The tax exemption aligns with Prakas 252, addressing manufacturing enterprises engaged in domestic supply or agricultural exports. However, suppliers must adhere to specified conditions, providing clear names for verification to the General Department of Taxation (GDT).
“Agriculture holds priority as a sector receiving tax exemptions and incentives, aligning with the government’s commitment to propel development and bolster the economy. This exemption is a response to requests from the private sector submitted to the Ministry of Economy and Finance,” he explained.
He noted that during the 18th government-private sector forum, former Prime Minister Hun Sen had granted tax incentives for eight manufacturing enterprises, covering domestic supply and agricultural product exports. These products included unmilled rice, milled rice, corn, beans, pepper, cassava, cashew nuts and rubber.
Srun Pov, director of the Cambodia Livestock Raisers Association (CLRA), stated on November 14 that the association’s members welcomed the two-year tax exemption. They were pleased as it alleviated the financial strain on livestock farmers across the nation.
“We secured a two-year tax exemption, covering one per cent withholding tax and ten per cent valued-added tax (VAT). This alleviates challenges for livestock farmers, particularly as prices for pork and beef were declining due to illegal imports of frozen meat,” he explained.
He added that his association praised Manet’s comments regarding the crackdown on illegal imports from neighbouring countries. They anticipate more effective implementation of the Prime Minister’s directives by officials.
Lemphor Vorith, development association officer and spokesperson for the Cambodian Aquaculturist Association (CAA), explained that before the forum, both the CAA and the CLRA had formally requested the exemption of this tax from both the former and current governments. Consequently, the government decided to grant this two-year tax exemption.
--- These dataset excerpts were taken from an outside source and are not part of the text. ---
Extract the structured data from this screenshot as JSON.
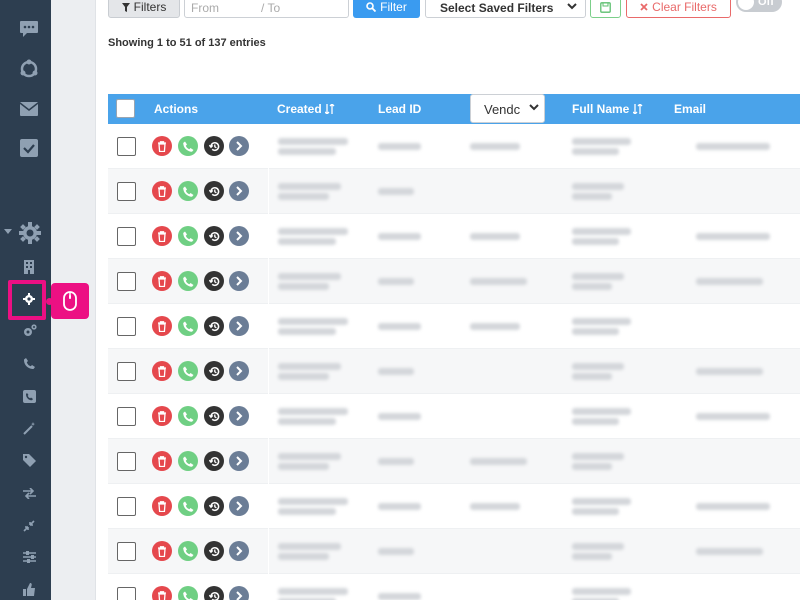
{
  "toolbar": {
    "filters_label": "Filters",
    "date_from_placeholder": "From",
    "date_sep": "/",
    "date_to_placeholder": "To",
    "filter_button_label": "Filter",
    "saved_filters_label": "Select Saved Filters",
    "clear_filters_label": "Clear Filters",
    "toggle_label": "Off"
  },
  "summary": {
    "prefix": "Showing ",
    "from": "1",
    "to_word": " to ",
    "to": "51",
    "of_word": " of ",
    "total": "137",
    "suffix": " entries"
  },
  "table": {
    "columns": {
      "actions": "Actions",
      "created": "Created",
      "lead_id": "Lead ID",
      "vendor": "Vendc",
      "full_name": "Full Name",
      "email": "Email"
    },
    "row_count": 11
  },
  "sidebar": {
    "icons": [
      "chat-icon",
      "share-icon",
      "mail-icon",
      "inbox-icon",
      "gear-large-icon",
      "building-icon",
      "gear-icon",
      "gears-icon",
      "phone-icon",
      "phone-square-icon",
      "magic-wand-icon",
      "tag-icon",
      "exchange-icon",
      "compress-icon",
      "sliders-icon",
      "thumbs-up-icon"
    ]
  },
  "colors": {
    "sidebar": "#2d3e50",
    "header": "#4aa3ea",
    "highlight": "#ec1083",
    "delete": "#e5484d",
    "call": "#6fcf83",
    "history": "#333333",
    "go": "#6b7d96"
  }
}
“The CAA indirectly benefits from this exemption. When a company relies on us for fish feed, and that company receives a tax exemption, it can subsequently offer the feed to farmers at an affordable price,” he explained.
Moreover, to contribute to a national economic boost, Manet advised state-run electricity utility Electricity of Cambodia (EDC) to explore providing incentives to industrial and agricultural consumers of electricity.
He mentioned that the government accepted the request to reduce electricity prices and permit the installation of solar panels on roofs. The government has endeavoured to lower prices to decrease production costs and ease the financial burden on people.
However, the possibility of price reductions depended on the situation, business sustainability and supply stability, necessitating a thorough and comprehensive examination, he added.